Kurze Anmerkung von mir:
Das Crowley ~ Harris Tarot ist keine unbekannte Tarotart, die ich gefunden habe, sondern es handelt sich hierbei um das klassiche Thoth Tarot von Aleister Crowley und Lady Frieda Harris. Ich nenne es für mich das Crowley ~ Harris Tarot aus folgenden Grund: Crowley hat die Symbolik entworfen und nach seinen Vorstellungen wurde dieses Tarotdeck erschaffen. Jedoch hätte es niemals entstehen können, wenn Lady Frieda Harris es nicht gezeichnet hätte? Und sie hätte es niemals zeichnen können (so wie wir es heute kennen), wenn sie die Vorstellungen von Aleister Crowley hätte. Es ist eine reine Gemeinschaftsarbeit zwischen den beiden und somit ehre ich diese Arbeit, indem ich beide Namen nenne und nicht wie alle Welt, den Kerl (sorry).
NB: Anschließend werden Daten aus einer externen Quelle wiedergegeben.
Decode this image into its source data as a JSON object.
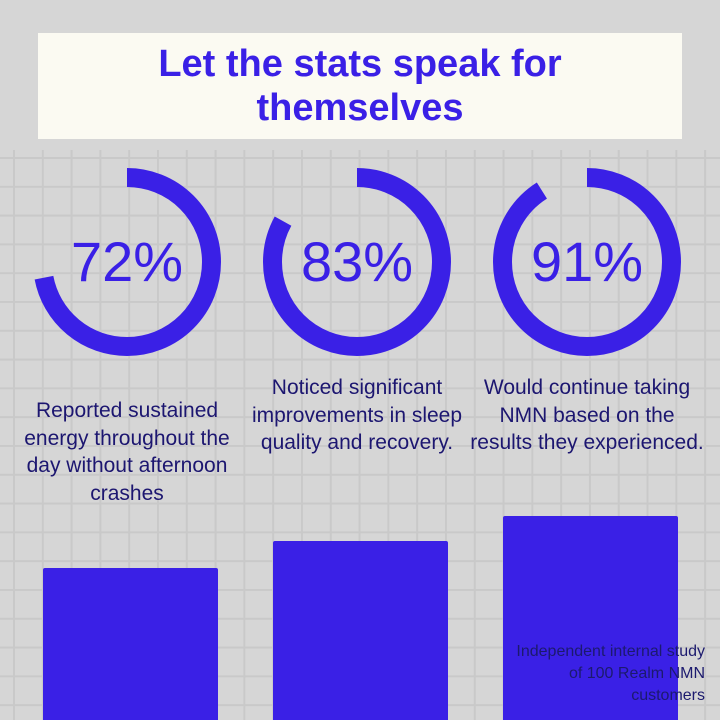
{
  "title": "Let the stats speak for themselves",
  "colors": {
    "accent": "#3a20e6",
    "text": "#1c1670",
    "background": "#d6d6d6",
    "title_bg": "#fbfaf2"
  },
  "chart_data": {
    "type": "donut",
    "title": "Let the stats speak for themselves",
    "categories": [
      "Reported sustained energy throughout the day without afternoon crashes",
      "Noticed significant improvements in sleep quality and recovery.",
      "Would continue taking NMN based on the results they experienced."
    ],
    "values": [
      72,
      83,
      91
    ],
    "value_labels": [
      "72%",
      "83%",
      "91%"
    ],
    "unit": "%",
    "range": [
      0,
      100
    ]
  },
  "footnote": "Independent internal study of 100 Realm NMN customers"
}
Das Tarotdeck von Crowley könnte man als moderne Kunst bezeichnen. Oben in der Überschrift hast du den Link zu sechs Bilder. Es ist sehr abstrakt und ich gebe zu, so richtig viel erkennen, tue ich dabei nicht unbedingt. Manchmal frage ich mich schon, wie schafft eigentlich wer, damit eine Deutung für eine Frage. Aber ich denke mal, wenn ich mich damit ausgiebig beschäftige, werde ich sicherlich schon dahinter kommen.
Das Vision Quest von Sylvie Winter und Jo Dosé ist stark indianisch geprägt. So wird aus der Herrscherin die Großmutter, der Turm ist Chaos und so weiter. Die Bilder sind schön gezeichnet und haben eine eigene Besonderheit.

Der Vergleich:
Es fängt schon bei der großen Arkana an, dass man mit einiger Fantasie schon gewisse Ähnlichkeiten sieht. Die Welt (XXI) hat sehr starke Ähnlichkeiten mit dem Medizinrad aus dem Vision Quest. Und auch hier sind besonders starke Ähnlichkeiten in den kleinen Arkanas zu sehen. Denn teilweise sehen sie sich sehr ähnlich (bis auf die Zeichen, statt z.B. Schwert sieht man im Vision Quest Federn und so weiter). Teilweise sind auch die Bezeichnungen auf den Karten, wofür dieses Deck ja bekannt ist, gleich oder ähnlich. Selten haben die Karten unterschiedliche Bezeichnungen.
Hier zwei Beispiele:
Vision Quest ~ The Sun und Crowley ~ Harris Tarot – The Sun
Mit ein bißchen Fantasie erkennt man schon die Ähnlichkeiten.

Fazit:
Wer mit moderner Kunst nichts anfangen kann, wird es schwer haben, mit dem Crowley ~ Harris Tarot zu arbeiten. Das gleiche gilt aber auch, wer nicht unbedingt ein Deck mit Indianern , bezüglich der Ausbeutung und ähnlichem. Solltest du aber den Wunsch verspüren mit einem Deck zu arbeiten, kannst du hier klar wählen. Magst du eher ein Symbolträgchtiges Deck haben, wäre das Crowley~Harris Deck sicherlich nicht schlecht. Ein ruhigeres Deck wäre auf alle Fälle das Vision Quest Tarot.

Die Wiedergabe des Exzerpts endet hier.